Putting all this together, we have that the integral evaluates to $$ -6 + 4 \log 2 + \frac{3}{2} \zeta(2) - 2 \zeta(2) \log 2 + 2\sum_{k=1}^{\infty} \frac{(-1)^{k+1}H_k}{k} + \sum_{k=1}^{\infty} \frac{(-1)^{k+1}H_k}{k^2} + 2\sum_{k=1}^{\infty} \frac{(-1)^{k+1} H^{(2)}_k}{k}.$$
Evaluating the alternating Euler sums.
The three remaining sums all have similar forms. Letting $$A(p,q) = \sum_{k=1}^{\infty} \frac{(-1)^{k+1}H^{(p)}_k}{k^q},$$ we have $A(1,1)$, $A(1,2)$, and $A(2,1)$ left to evaluate. Sums of the form $A(p,q)$ are known as alternating Euler sums. Euler sums and their close variants are an ongoing research area. These three, though, seem like the three simplest alternating Euler sums, and one would think that there would be relatively simple ways to evaluate them. However, despite a decent amount of work today I could not find simple proofs for any of them, either on my own or in the literature.

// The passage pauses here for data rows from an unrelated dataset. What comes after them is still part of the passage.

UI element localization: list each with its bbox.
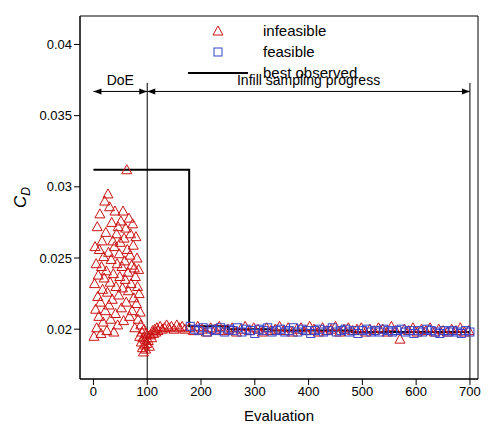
svg-text:0.04: 0.04 xyxy=(47,37,72,52)
svg-text:200: 200 xyxy=(190,384,212,399)
svg-text:0.035: 0.035 xyxy=(39,108,72,123)
svg-text:600: 600 xyxy=(405,384,427,399)
svg-text:0: 0 xyxy=(90,384,97,399)
svg-text:Evaluation: Evaluation xyxy=(244,407,314,424)
svg-text:0.03: 0.03 xyxy=(47,179,72,194)
svg-text:0.02: 0.02 xyxy=(47,322,72,337)
svg-text:0.025: 0.025 xyxy=(39,251,72,266)
svg-text:DoE: DoE xyxy=(107,72,134,88)
svg-text:500: 500 xyxy=(352,384,374,399)
svg-text:400: 400 xyxy=(298,384,320,399)
svg-text:300: 300 xyxy=(244,384,266,399)
svg-text:100: 100 xyxy=(136,384,158,399)
svg-text:700: 700 xyxy=(459,384,481,399)
svg-text:CD: CD xyxy=(11,187,33,208)
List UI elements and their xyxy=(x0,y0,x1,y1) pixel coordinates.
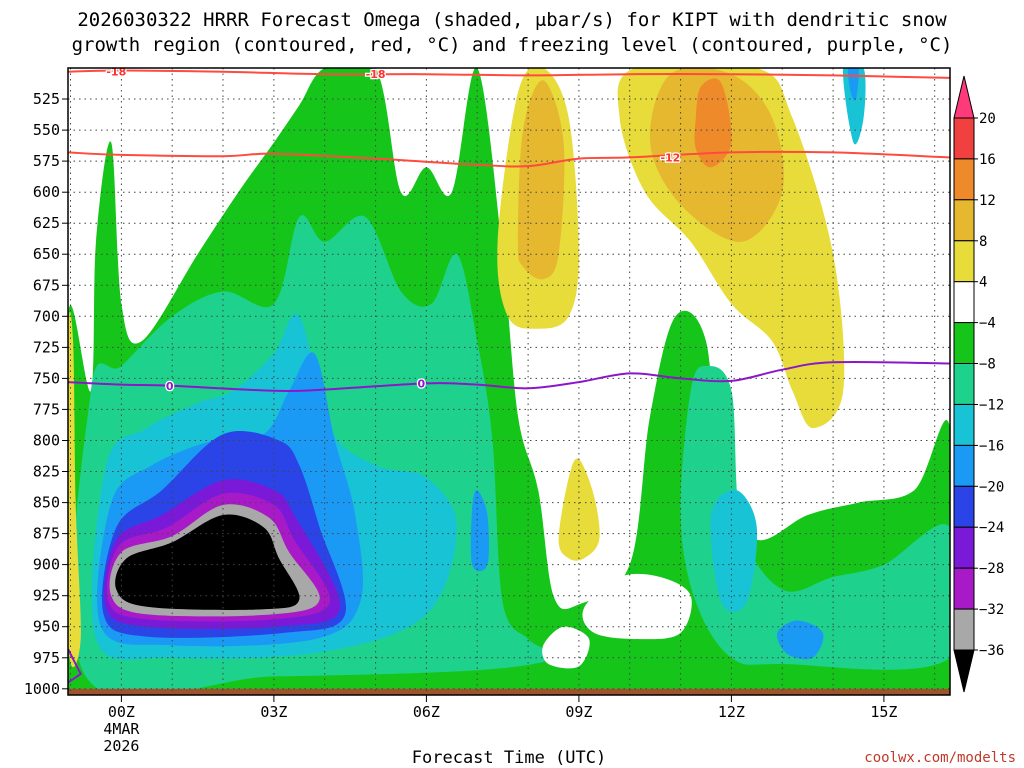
omega-region-descent-left-edge xyxy=(68,311,81,667)
xtick-year: 2026 xyxy=(103,737,139,755)
contours xyxy=(68,69,950,684)
omega-region-weak-white-3 xyxy=(582,573,692,640)
x-axis-label: Forecast Time (UTC) xyxy=(412,748,606,768)
xtick-label-12Z: 12Z xyxy=(718,703,745,721)
ytick-label-950: 950 xyxy=(33,618,60,636)
contour-label--12: -12 xyxy=(660,151,680,164)
ytick-label-625: 625 xyxy=(33,214,60,232)
xtick-label-09Z: 09Z xyxy=(565,703,592,721)
xtick-label-06Z: 06Z xyxy=(413,703,440,721)
colorbar-label--12: −12 xyxy=(979,398,1004,414)
colorbar-swatch--36 xyxy=(953,608,975,651)
freezing-level-contour-edge xyxy=(68,648,83,684)
credit-link[interactable]: coolwx.com/modelts xyxy=(864,750,1016,766)
omega-region-descent-yellow-3 xyxy=(558,458,600,561)
colorbar-swatch--12 xyxy=(953,363,975,405)
xtick-date: 4MAR xyxy=(103,720,140,738)
ytick-label-850: 850 xyxy=(33,494,60,512)
ytick-label-825: 825 xyxy=(33,463,60,481)
ytick-label-750: 750 xyxy=(33,369,60,387)
ytick-label-550: 550 xyxy=(33,121,60,139)
ytick-label-925: 925 xyxy=(33,587,60,605)
omega-region-ascent-core xyxy=(115,514,300,610)
omega-region-cell-blue-2 xyxy=(776,620,824,660)
chart-title-line-1: 2026030322 HRRR Forecast Omega (shaded, … xyxy=(77,9,947,31)
colorbar-label--16: −16 xyxy=(979,438,1004,454)
y-axis: 525 550 575 600 625 650 675 700 725 750 775 800 825 8… xyxy=(24,90,68,698)
colorbar-swatch--16 xyxy=(953,404,975,446)
ytick-label-800: 800 xyxy=(33,432,60,450)
ytick-label-775: 775 xyxy=(33,400,60,418)
ytick-label-725: 725 xyxy=(33,338,60,356)
colorbar-swatch-12 xyxy=(953,158,975,201)
ytick-label-700: 700 xyxy=(33,307,60,325)
colorbar-label-8: 8 xyxy=(979,234,987,250)
colorbar-label--4: −4 xyxy=(979,316,996,332)
xtick-label-03Z: 03Z xyxy=(260,703,287,721)
colorbar-swatch--8 xyxy=(953,322,975,365)
dgz-contour--18 xyxy=(68,69,950,79)
ytick-label-975: 975 xyxy=(33,649,60,667)
omega-region-cell-cyan-east xyxy=(710,489,758,613)
ytick-label-575: 575 xyxy=(33,152,60,170)
contour-labels: -18 -18 -12 0 0 xyxy=(105,66,681,394)
colorbar-swatch-4 xyxy=(953,240,975,283)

At any rate, we have $A(1,1) = \frac{1}{2} \zeta(2) - \frac{1}{2} \log^2 2$, $A(1,2) = \frac{5}{8} \zeta(3)$, and $A(2,1) = \zeta(3) - \frac{1}{2}\zeta(2) \log 2$.
(Here's a link to my question where I ask for a proof for the $A(1,1)$, $A(1,2)$, and $A(2,1)$ evaluations. There are multiple nice answers there. In particular, Robjohn's three answers show how to do the evaluations by manipulating the sums, the same approach I was trying here.)
Finally.
Therefore, $$\int_0^1 \log(1-x) \log x \log(1+x) \, dx = -6 + 4 \log 2 - \log^2 2 + \frac{5}{2} \zeta(2) - 3\zeta(2) \log 2 + \frac{21}{8} \zeta(3).$$
\begin{align} \log(1+x)\log(1-x) & = \left(\sum_{k=1}^{\infty} \dfrac{(-x)^k}k \right)\left(\sum_{k=1}^{\infty} \dfrac{x^k}k \right)\\ & = \sum_{k=1}^{\infty}\sum_{m=1}^{\infty} \dfrac{(-1)^k x^{k+m}}{km}\\ & = \sum_{l=2}^{\infty} \left(\sum_{k=1}^{l-1} \dfrac{(-1)^k}{k(l-k)} \right) x^l \\ & = \sum_{l=1}^{\infty} \left(\sum_{k=1}^{2l-1} \dfrac{(-1)^k}{k(2l-k)} \right) x^{2l} \end{align} Now $$\int_0^1 x^{2l} \log(x) dx = -\dfrac1{(2l+1)^2}$$ Hence, the integral is $$\sum_{l=2}^{\infty} \left(\sum_{k=1}^{l-1} \dfrac{(-1)^k}{k(l-k)} \right) x^l = \sum_{l=1}^{\infty} \left(\sum_{k=1}^{2l-1} \dfrac{(-1)^{k-1}}{k(2l-k)} \right)\dfrac1{(2l+1)^2}$$
P.S: Bit too long for a comment.